Whether the Offspring is bigger now than ever won't be clear for several weeks or months. But with the record industry's overall sales down significantly in recent years, it would seem a long shot for the band to match its career high sales figure of 6 million copies with its 1994 album Smash, according to Nielsen SoundScan. Its 1998 album Americana has sold almost 5 million copies in the United States, and its other four albums combined have sold about another 3 million.

When talking about Splinter, however, Holland is focused less on numbers than words - specifically song lyrics, which he says in the past have taken a back seat to music.

"I always used to think, `I'm in a band - I'm not a writer, a poet or a politician. I make music, and I want the music to be entertaining,'" he says. "But on some of our songs, like `Self Esteem' and `Pretty Fly (For a White Guy),' I noticed that the lyrics could take it up a notch and people could relate to it so much that maybe I should pay more attention to the lyrics."

Those lyrics range from the lighthearted expression of remorse over a night of indulgence in "The Worst Hangover Ever" to straightforward emotional vulnerability in "Never Gonna Find Me" to "Spare Me the Details," a seriocomic tale of a guy whose buddy tells him in painful specificity about his girlfriend's alcohol-fueled infidelity.

Again the topic comes back to staying in touch with your audience.

"I suppose if you're in a band you're probably in a state of semi-arrested adolescence as it is. You don't have to be the most mature guy to be a singer in a band like mine," says the man who set aside his work on a Ph.D. in microbiology at the University of Southern California to pursue a punk rock career.

"Songs about how I hate my teacher or problems-at-lunchtime kind of stuff wouldn't make sense," he says, "but a lot of our songs are about finding your identity, finding your way in life, not taking what people say at face value - issues that are common with young people, but that I think we deal with throughout our lives."

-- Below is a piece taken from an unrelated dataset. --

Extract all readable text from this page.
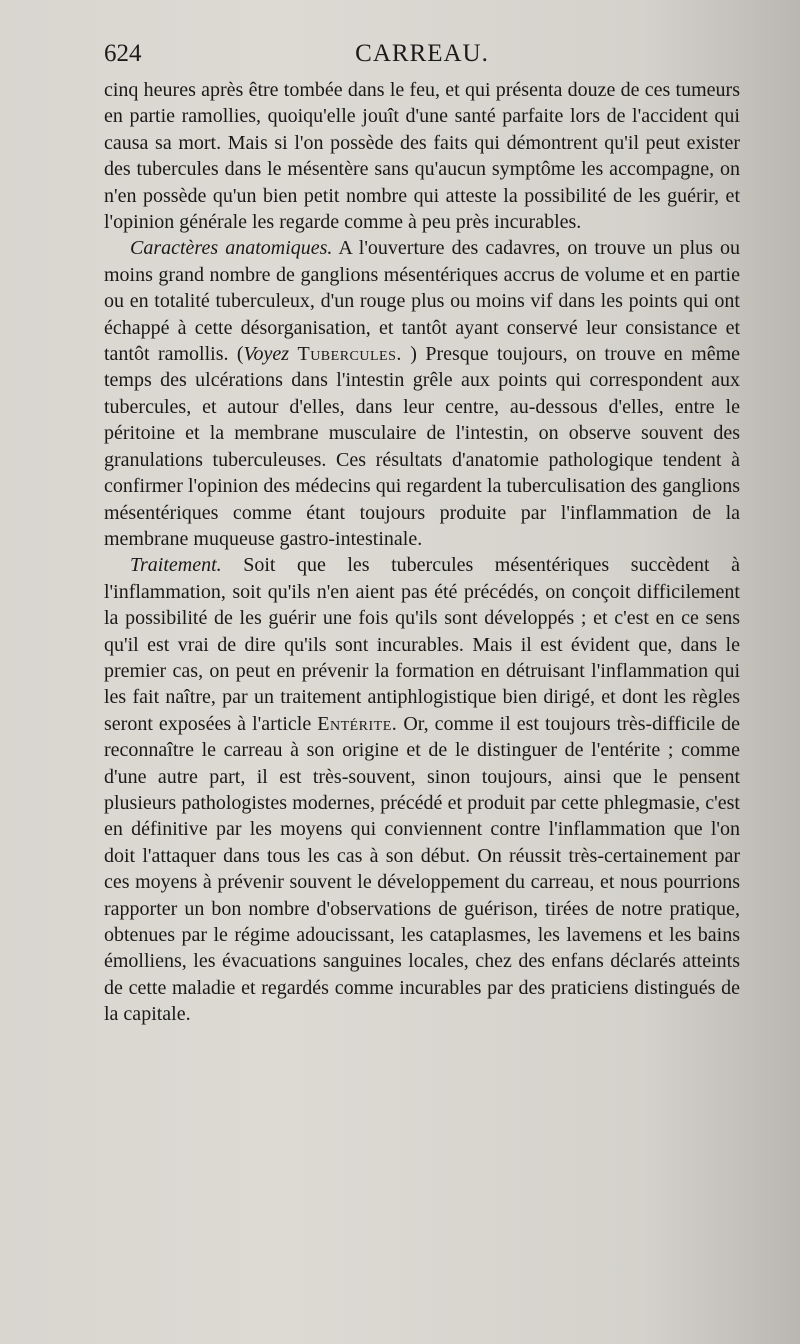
624	CARREAU.

cinq heures après être tombée dans le feu, et qui présenta douze de ces tumeurs en partie ramollies, quoiqu'elle jouît d'une santé parfaite lors de l'accident qui causa sa mort. Mais si l'on possède des faits qui démontrent qu'il peut exister des tubercules dans le mésentère sans qu'aucun symptôme les accompagne, on n'en possède qu'un bien petit nombre qui atteste la possibilité de les guérir, et l'opinion générale les regarde comme à peu près incurables.

Caractères anatomiques. A l'ouverture des cadavres, on trouve un plus ou moins grand nombre de ganglions mésentériques accrus de volume et en partie ou en totalité tuberculeux, d'un rouge plus ou moins vif dans les points qui ont échappé à cette désorganisation, et tantôt ayant conservé leur consistance et tantôt ramollis. (Voyez Tubercules. ) Presque toujours, on trouve en même temps des ulcérations dans l'intestin grêle aux points qui correspondent aux tubercules, et autour d'elles, dans leur centre, au-dessous d'elles, entre le péritoine et la membrane musculaire de l'intestin, on observe souvent des granulations tuberculeuses. Ces résultats d'anatomie pathologique tendent à confirmer l'opinion des médecins qui regardent la tuberculisation des ganglions mésentériques comme étant toujours produite par l'inflammation de la membrane muqueuse gastro-intestinale.

Traitement. Soit que les tubercules mésentériques succèdent à l'inflammation, soit qu'ils n'en aient pas été précédés, on conçoit difficilement la possibilité de les guérir une fois qu'ils sont développés ; et c'est en ce sens qu'il est vrai de dire qu'ils sont incurables. Mais il est évident que, dans le premier cas, on peut en prévenir la formation en détruisant l'inflammation qui les fait naître, par un traitement antiphlogistique bien dirigé, et dont les règles seront exposées à l'article Entérite. Or, comme il est toujours très-difficile de reconnaître le carreau à son origine et de le distinguer de l'entérite ; comme d'une autre part, il est très-souvent, sinon toujours, ainsi que le pensent plusieurs pathologistes modernes, précédé et produit par cette phlegmasie, c'est en définitive par les moyens qui conviennent contre l'inflammation que l'on doit l'attaquer dans tous les cas à son début. On réussit très-certainement par ces moyens à prévenir souvent le développement du carreau, et nous pourrions rapporter un bon nombre d'observations de guérison, tirées de notre pratique, obtenues par le régime adoucissant, les cataplasmes, les lavemens et les bains émolliens, les évacuations sanguines locales, chez des enfans déclarés atteints de cette maladie et regardés comme incurables par des praticiens distingués de la capitale.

As for the Offspring's place in history, "Noodles and I went to the Warped Tour in L.A. a few months ago because his daughter wanted to meet Simple Plan," Holland says. "We went backstage, and one of the guys says, `If it wasn't for your album Smash, I wouldn't be in a band.'

"I wouldn't go as far as to say that I think we've influenced anyone," he says. "I was definitely inspired by my heroes, like the Dead Kennedys and the Ramones, but I wouldn't want to take credit for anyone else's success.

"Having said all that," Holland adds, "it's nice to hear."